This is how I reacted recently, in a rather visceral way, to what I saw as rank injustice in Greece. First, a contextualising quote from Wikipedia; second, my reaction:
The 1997 Asian financial crisis began as the property bubble in the Far East began to burst in Thailand, causing large financial losses in those countries that greatly affected foreign investors. While Bill Clinton was preoccupied with the Monica Lewinski scandal, Robert Rubin took control of foreign policy and forced loans onto the affected countries. However, after each country agreed to IMF bailout loans, foreign investors immediately withdrew their money, leaving the tax payers with enormous debts and triggering massive economic disasters.
Perhaps Greece is not so much a foretaste of things to come as a reminder of things that have gone.
Daylight robbery is what this is really all about. A daylight robbery which channels the livelihoods of ordinary folk into the pockets of the rich and undeserving. Greece may not be a case of a property boom gone bad – but it is most definitely an example of a wealthy world which doesn’t know how to function on behalf of the opportunities and welfare of the majority. And there the parallels are absolutely in sync.
And this is what the Guardian reports today (via a tweet from zopalok and another here) on the subject – again – of what are clearly looking to be big-time speculators (the bold is mine, and you have to be very eagle-eyed to even alight on what the paper seems to see as a throwaway line of little importance):
Steven Major, global head of fixed income research at HSBC, warned that events in Greece could have far-reaching consequences if they are not controlled. “It matters to the UK economy,” he said. This is because a default by Greece or a renegotiation of a bailout could be taken as a signal by the Irish and Portuguese governments to alter their own bailout terms: “This is why it starts to matter. The UK has very little exposure to Greece, tiny exposure to its bonds and the inter-bank market. But the UK has much larger exposure to Ireland and Spain.” He added that some speculators were hoping to profit from a default.
Meanwhile, from the same story, we have further confirmation that the oxymoron of brilliantly clever financial idiocy leads to results which no one – right now – knows how to predict (again the bold is mine):
Danny Gabay of City consultancy Fathom said the major concern for central bankers if the chaos in the eurozone deepens is banks’ indirect exposure to it through complex financial products such as credit default swaps.
“We have absolutely no idea where this is going to end until somebody pulls the plug,” he said. “I don’t know what the FPC can possibly do about this: there are no levers we can pull except ‘sell, sell, sell’, but who’s going to buy?”
Great stuff, ain’t it? And there was I, feeling bad for acting all emotional, as I argued that in the case of Greece the world’s financial institutions would be looking to allow their friends in high places to bail themselves out before finally shutting up shop.
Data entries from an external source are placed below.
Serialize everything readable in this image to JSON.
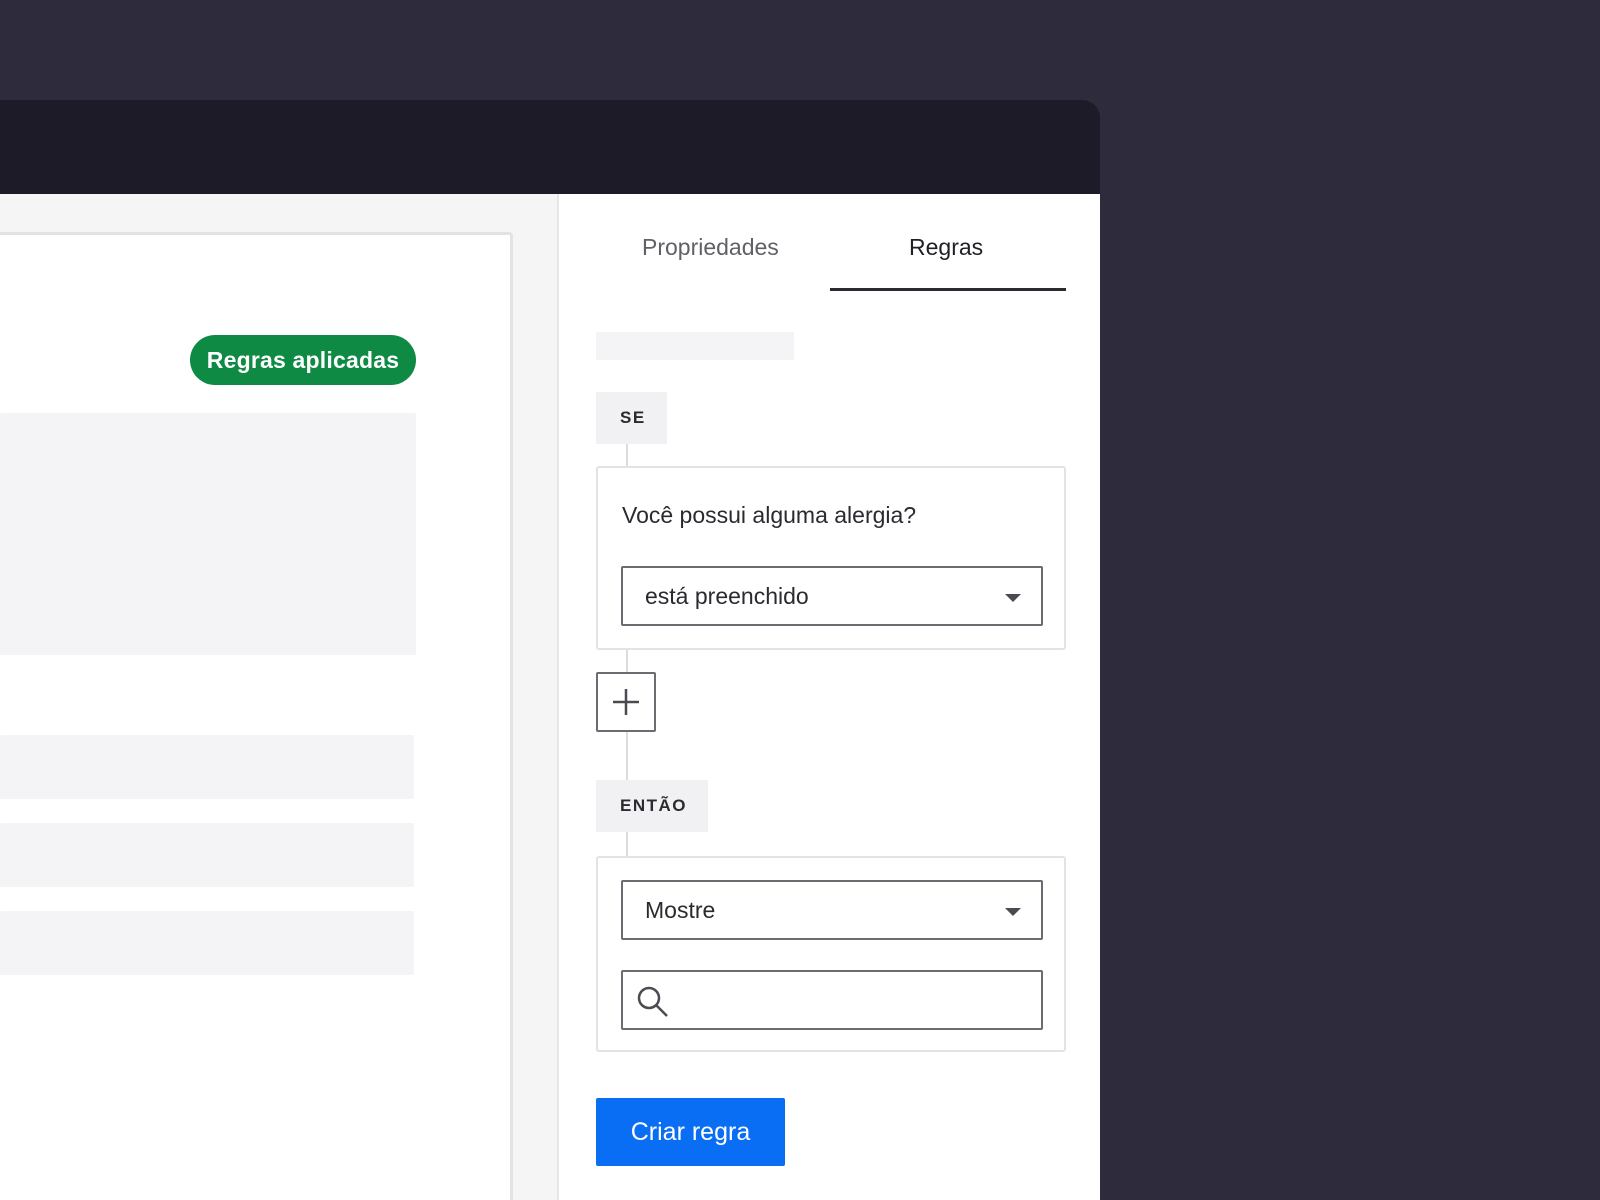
{
  "canvas": {
    "badge_label": "Regras aplicadas"
  },
  "panel": {
    "tabs": [
      {
        "label": "Propriedades",
        "active": false
      },
      {
        "label": "Regras",
        "active": true
      }
    ],
    "if_label": "SE",
    "condition": {
      "question": "Você possui alguma alergia?",
      "operator": "está preenchido"
    },
    "then_label": "ENTÃO",
    "action": {
      "value": "Mostre",
      "search_placeholder": ""
    },
    "create_button": "Criar regra"
  },
  "colors": {
    "badge": "#0f8a45",
    "primary_button": "#0a6ef5",
    "background": "#2d2b3c",
    "topbar": "#1c1b27"
  }
}
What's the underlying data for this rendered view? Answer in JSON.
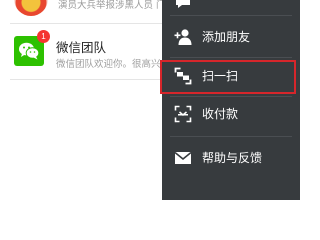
{
  "chats": [
    {
      "preview": "演员大兵举报涉黑人员 门",
      "avatar_icon": "news-avatar-icon"
    },
    {
      "name": "微信团队",
      "preview": "微信团队欢迎你。很高兴",
      "badge": "1",
      "avatar_icon": "wechat-logo-icon"
    }
  ],
  "menu": {
    "items": [
      {
        "label": "",
        "icon": "chat-bubble-icon"
      },
      {
        "label": "添加朋友",
        "icon": "add-friend-icon"
      },
      {
        "label": "扫一扫",
        "icon": "scan-icon",
        "highlighted": true
      },
      {
        "label": "收付款",
        "icon": "payment-icon"
      },
      {
        "label": "帮助与反馈",
        "icon": "mail-icon"
      }
    ]
  },
  "colors": {
    "menu_bg": "#373b3e",
    "highlight_border": "#d6262b",
    "wechat_green": "#2dc100",
    "badge_red": "#f43530"
  }
}
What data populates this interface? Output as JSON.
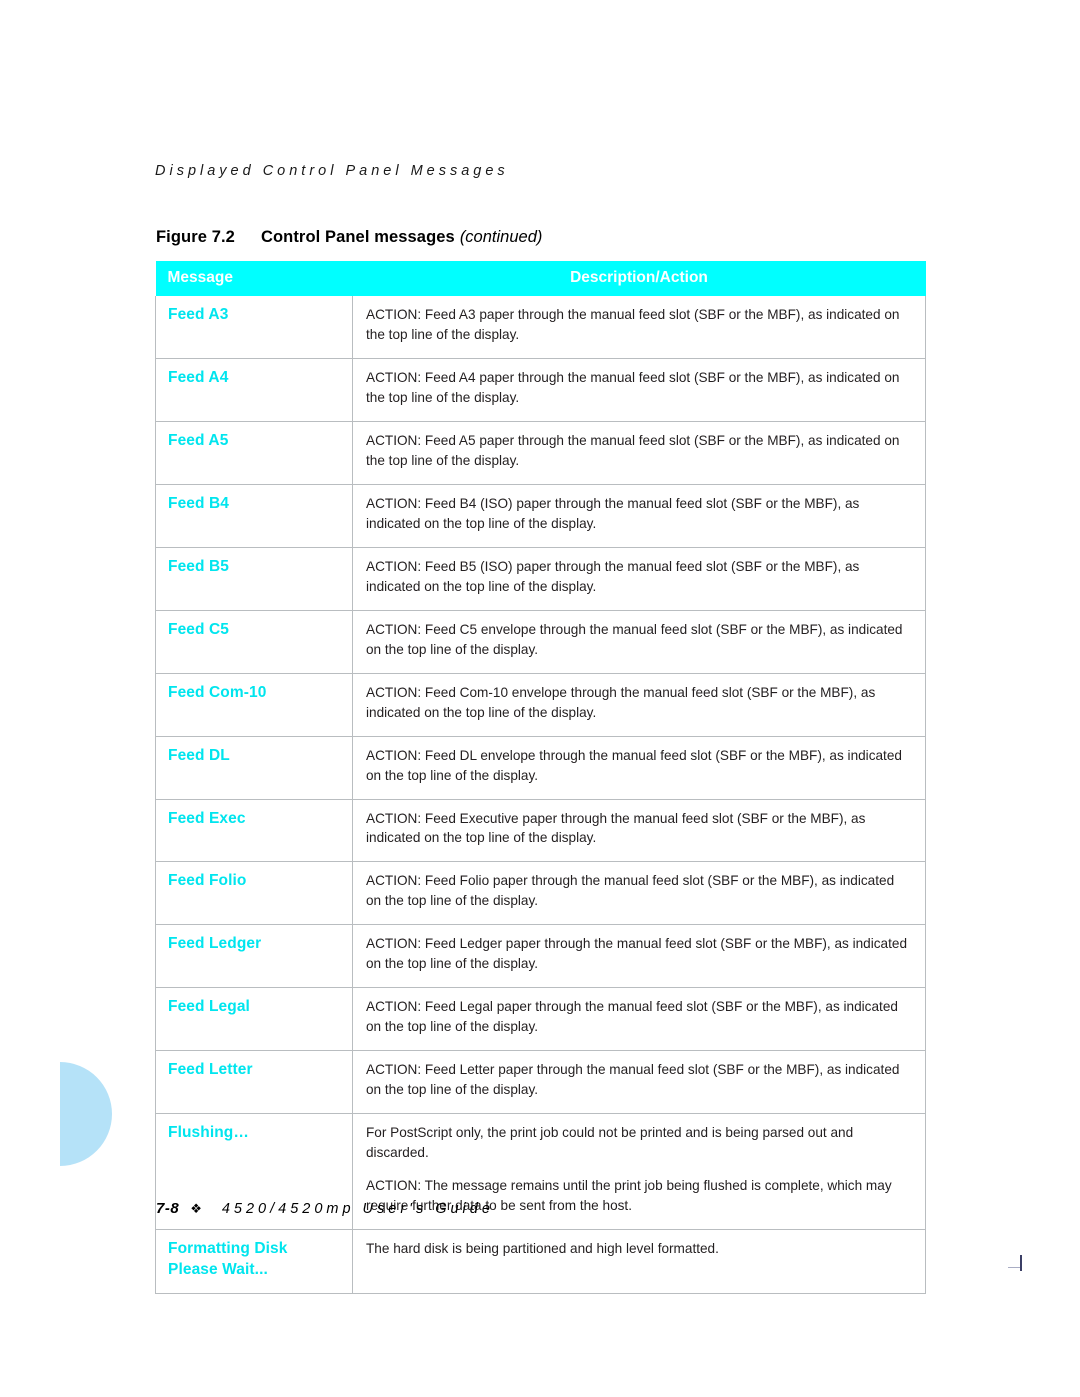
{
  "page": {
    "running_head": "Displayed Control Panel Messages",
    "footer": {
      "page_number": "7-8",
      "diamond": "❖",
      "guide_title": "4520/4520mp User's Guide"
    }
  },
  "figure": {
    "number": "Figure 7.2",
    "title": "Control Panel messages",
    "continued": "(continued)"
  },
  "colors": {
    "header_fill": "#00FFFF",
    "header_text": "#FFFFFF",
    "message_text": "#00E5EE",
    "body_text": "#231F20",
    "rule": "#B9BDC0",
    "decoration": "#B5E2F8"
  },
  "table": {
    "columns": [
      "Message",
      "Description/Action"
    ],
    "rows": [
      {
        "message": [
          "Feed A3"
        ],
        "description": [
          "ACTION: Feed A3 paper through the manual feed slot (SBF or the MBF), as indicated on the top line of the display."
        ]
      },
      {
        "message": [
          "Feed A4"
        ],
        "description": [
          "ACTION: Feed A4 paper through the manual feed slot (SBF or the MBF), as indicated on the top line of the display."
        ]
      },
      {
        "message": [
          "Feed A5"
        ],
        "description": [
          "ACTION: Feed A5 paper through the manual feed slot (SBF or the MBF), as indicated on the top line of the display."
        ]
      },
      {
        "message": [
          "Feed B4"
        ],
        "description": [
          "ACTION: Feed B4 (ISO) paper through the manual feed slot (SBF or the MBF), as indicated on the top line of the display."
        ]
      },
      {
        "message": [
          "Feed B5"
        ],
        "description": [
          "ACTION: Feed B5 (ISO) paper through the manual feed slot (SBF or the MBF), as indicated on the top line of the display."
        ]
      },
      {
        "message": [
          "Feed C5"
        ],
        "description": [
          "ACTION: Feed C5 envelope through the manual feed slot (SBF or the MBF), as indicated on the top line of the display."
        ]
      },
      {
        "message": [
          "Feed Com-10"
        ],
        "description": [
          "ACTION: Feed Com-10 envelope through the manual feed slot (SBF or the MBF), as indicated on the top line of the display."
        ]
      },
      {
        "message": [
          "Feed DL"
        ],
        "description": [
          "ACTION: Feed DL envelope through the manual feed slot (SBF or the MBF), as indicated on the top line of the display."
        ]
      },
      {
        "message": [
          "Feed Exec"
        ],
        "description": [
          "ACTION: Feed Executive paper through the manual feed slot (SBF or the MBF), as indicated on the top line of the display."
        ]
      },
      {
        "message": [
          "Feed Folio"
        ],
        "description": [
          "ACTION: Feed Folio paper through the manual feed slot (SBF or the MBF), as indicated on the top line of the display."
        ]
      },
      {
        "message": [
          "Feed Ledger"
        ],
        "description": [
          "ACTION: Feed Ledger paper through the manual feed slot (SBF or the MBF), as indicated on the top line of the display."
        ]
      },
      {
        "message": [
          "Feed Legal"
        ],
        "description": [
          "ACTION: Feed Legal paper through the manual feed slot (SBF or the MBF), as indicated on the top line of the display."
        ]
      },
      {
        "message": [
          "Feed Letter"
        ],
        "description": [
          "ACTION: Feed Letter paper through the manual feed slot (SBF or the MBF), as indicated on the top line of the display."
        ]
      },
      {
        "message": [
          "Flushing…"
        ],
        "description": [
          "For PostScript only, the print job could not be printed and is being parsed out and discarded.",
          "ACTION: The message remains until the print job being flushed is complete, which may require further data to be sent from the host."
        ]
      },
      {
        "message": [
          "Formatting Disk",
          "Please Wait..."
        ],
        "description": [
          "The hard disk is being partitioned and high level formatted."
        ]
      }
    ]
  }
}
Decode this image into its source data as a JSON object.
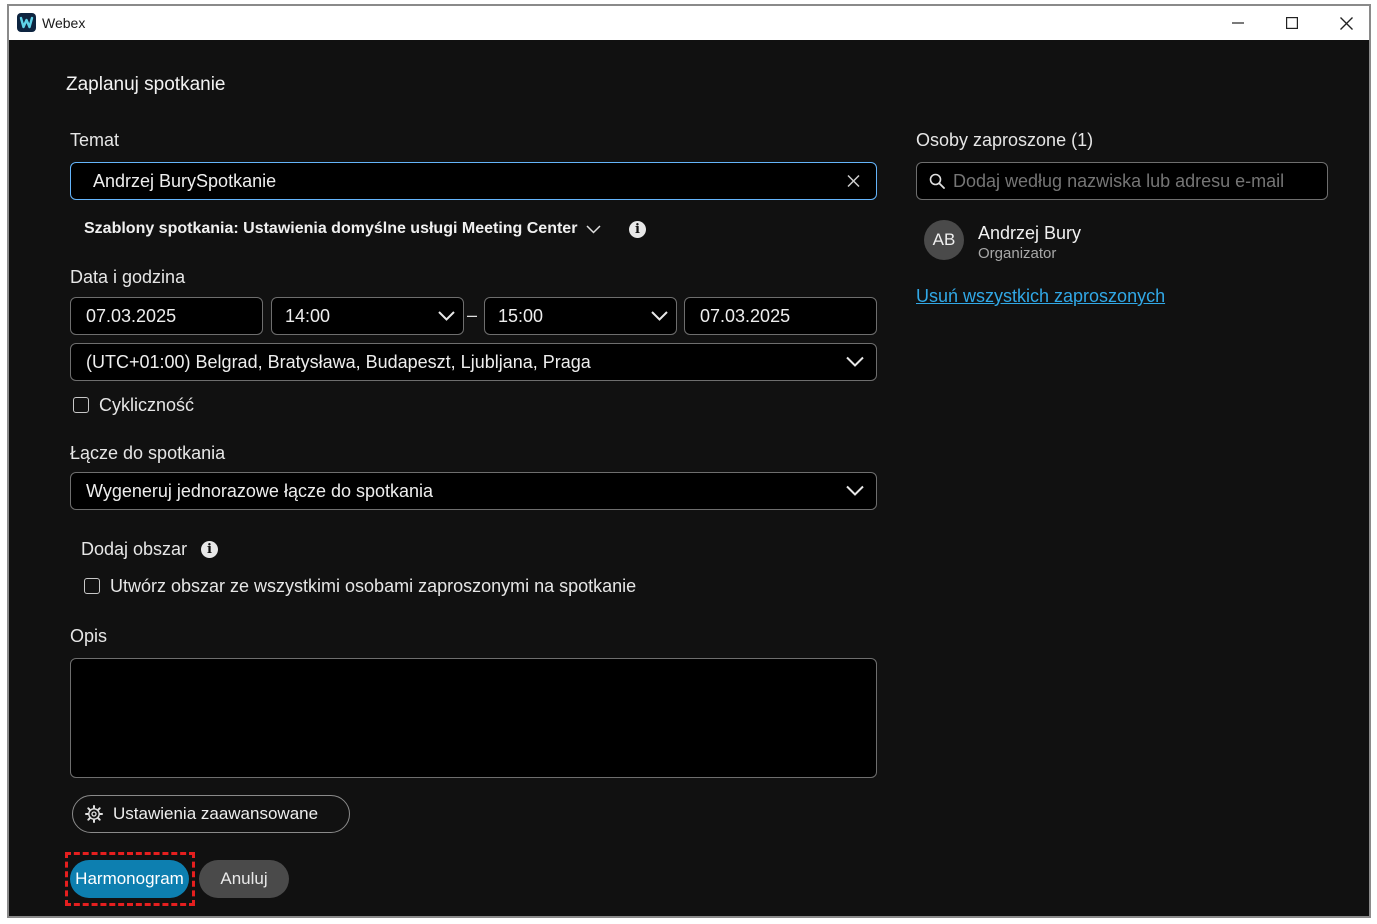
{
  "window": {
    "app_title": "Webex"
  },
  "dialog": {
    "title": "Zaplanuj spotkanie"
  },
  "topic": {
    "label": "Temat",
    "value": "Andrzej BurySpotkanie"
  },
  "templates": {
    "text": "Szablony spotkania: Ustawienia domyślne usługi Meeting Center"
  },
  "datetime": {
    "label": "Data i godzina",
    "start_date": "07.03.2025",
    "start_time": "14:00",
    "separator": "–",
    "end_time": "15:00",
    "end_date": "07.03.2025",
    "timezone": "(UTC+01:00) Belgrad, Bratysława, Budapeszt, Ljubljana, Praga",
    "recurrence_label": "Cykliczność"
  },
  "meeting_link": {
    "label": "Łącze do spotkania",
    "value": "Wygeneruj jednorazowe łącze do spotkania"
  },
  "space": {
    "label": "Dodaj obszar",
    "checkbox_label": "Utwórz obszar ze wszystkimi osobami zaproszonymi na spotkanie"
  },
  "description": {
    "label": "Opis",
    "value": ""
  },
  "advanced": {
    "label": "Ustawienia zaawansowane"
  },
  "actions": {
    "schedule_label": "Harmonogram",
    "cancel_label": "Anuluj"
  },
  "invitees": {
    "title": "Osoby zaproszone (1)",
    "search_placeholder": "Dodaj według nazwiska lub adresu e-mail",
    "people": [
      {
        "initials": "AB",
        "name": "Andrzej Bury",
        "role": "Organizator"
      }
    ],
    "remove_all_label": "Usuń wszystkich zaproszonych"
  },
  "colors": {
    "background": "#111111",
    "field_background": "#000000",
    "focus_border": "#64b4fa",
    "primary_button": "#0d7fb0",
    "link": "#31a8e6",
    "highlight_annotation": "#e51f1f"
  }
}
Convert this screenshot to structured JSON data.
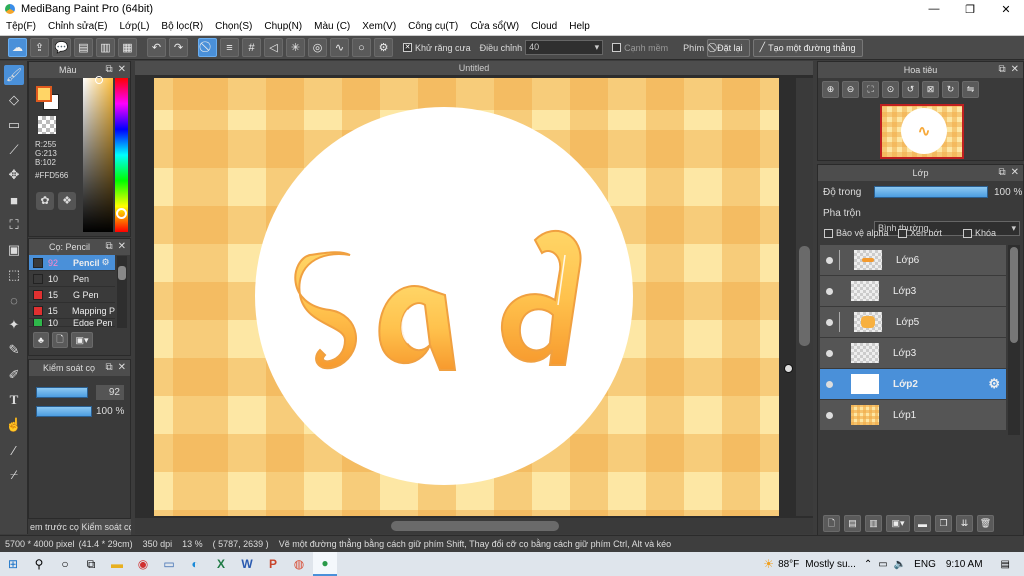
{
  "window": {
    "title": "MediBang Paint Pro (64bit)",
    "controls": [
      "—",
      "❐",
      "✕"
    ]
  },
  "menu": [
    "Tệp(F)",
    "Chỉnh sửa(E)",
    "Lớp(L)",
    "Bộ lọc(R)",
    "Chọn(S)",
    "Chụp(N)",
    "Màu (C)",
    "Xem(V)",
    "Công cụ(T)",
    "Cửa sổ(W)",
    "Cloud",
    "Help"
  ],
  "toolbar": {
    "antialias_label": "Khử răng cưa",
    "correction_label": "Điều chỉnh",
    "correction_value": "40",
    "soft_edge_label": "Cạnh mềm",
    "key_label": "Phím",
    "reset_label": "Đặt lại",
    "make_line_label": "Tạo một đường thẳng"
  },
  "color_panel": {
    "title": "Màu",
    "r": "R:255",
    "g": "G:213",
    "b": "B:102",
    "hex": "#FFD566",
    "fg_color": "#ffd566",
    "bg_color": "#ffffff"
  },
  "brush_panel": {
    "title": "Cọ: Pencil",
    "items": [
      {
        "size": "92",
        "name": "Pencil",
        "color": "#3a3a3a",
        "selected": true
      },
      {
        "size": "10",
        "name": "Pen",
        "color": "#3a3a3a"
      },
      {
        "size": "15",
        "name": "G Pen",
        "color": "#e03030"
      },
      {
        "size": "15",
        "name": "Mapping P",
        "color": "#e03030"
      },
      {
        "size": "10",
        "name": "Edge Pen",
        "color": "#2eb84a"
      }
    ]
  },
  "brush_control": {
    "title": "Kiểm soát cọ",
    "size_value": "92",
    "size_fill": 0.92,
    "opacity_value": "100 %",
    "opacity_fill": 1.0
  },
  "bottom_tabs": [
    "em trước cọ",
    "Kiểm soát cọ"
  ],
  "canvas": {
    "tab_title": "Untitled",
    "colors": {
      "bg": "#fde7a4",
      "stripe": "#f0aa46",
      "text_fill": "#f7a93a",
      "text_highlight": "#ffd566"
    }
  },
  "navigator": {
    "title": "Hoa tiêu"
  },
  "layer_panel": {
    "title": "Lớp",
    "opacity_label": "Độ trong",
    "opacity_value": "100 %",
    "blend_label": "Pha trộn",
    "blend_value": "Bình thường",
    "protect_alpha_label": "Bảo vệ alpha",
    "clip_label": "Xén bớt",
    "lock_label": "Khóa",
    "layers": [
      {
        "name": "Lớp6",
        "indent": true,
        "selected": false
      },
      {
        "name": "Lớp3",
        "indent": false,
        "selected": false
      },
      {
        "name": "Lớp5",
        "indent": true,
        "selected": false
      },
      {
        "name": "Lớp3",
        "indent": false,
        "selected": false
      },
      {
        "name": "Lớp2",
        "indent": false,
        "selected": true
      },
      {
        "name": "Lớp1",
        "indent": false,
        "selected": false
      }
    ]
  },
  "status": {
    "size": "5700 * 4000 pixel",
    "size_cm": "(41.4 * 29cm)",
    "dpi": "350 dpi",
    "zoom": "13 %",
    "coords": "( 5787, 2639 )",
    "hint": "Vẽ một đường thẳng bằng cách giữ phím Shift, Thay đổi cỡ cọ bằng cách giữ phím Ctrl, Alt và kéo"
  },
  "taskbar": {
    "weather": "88°F",
    "weather_desc": "Mostly su...",
    "lang": "ENG",
    "time": "9:10 AM"
  }
}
But isn’t now exactly the time we should be using our emotions? Isn’t now precisely the time we should be aware of how this is going to affect ordinary blameless working people?
And if it isn’t, then tell me why I’m wrong – and explain clearly the alternative.
Further reading: this article appears to suggest the black economy is part of the problem. I would suspect, knowing as I do quite intimately Spanish culture and its mores, that, for the Greeks, their black economy has been part of the solution. The real issue may lie more at the feet of a system of government which has rarely functioned fairly. The black economy is therefore a simple mechanism used by ordinary men and women for dealing with systemic injustice. But I may be wrong.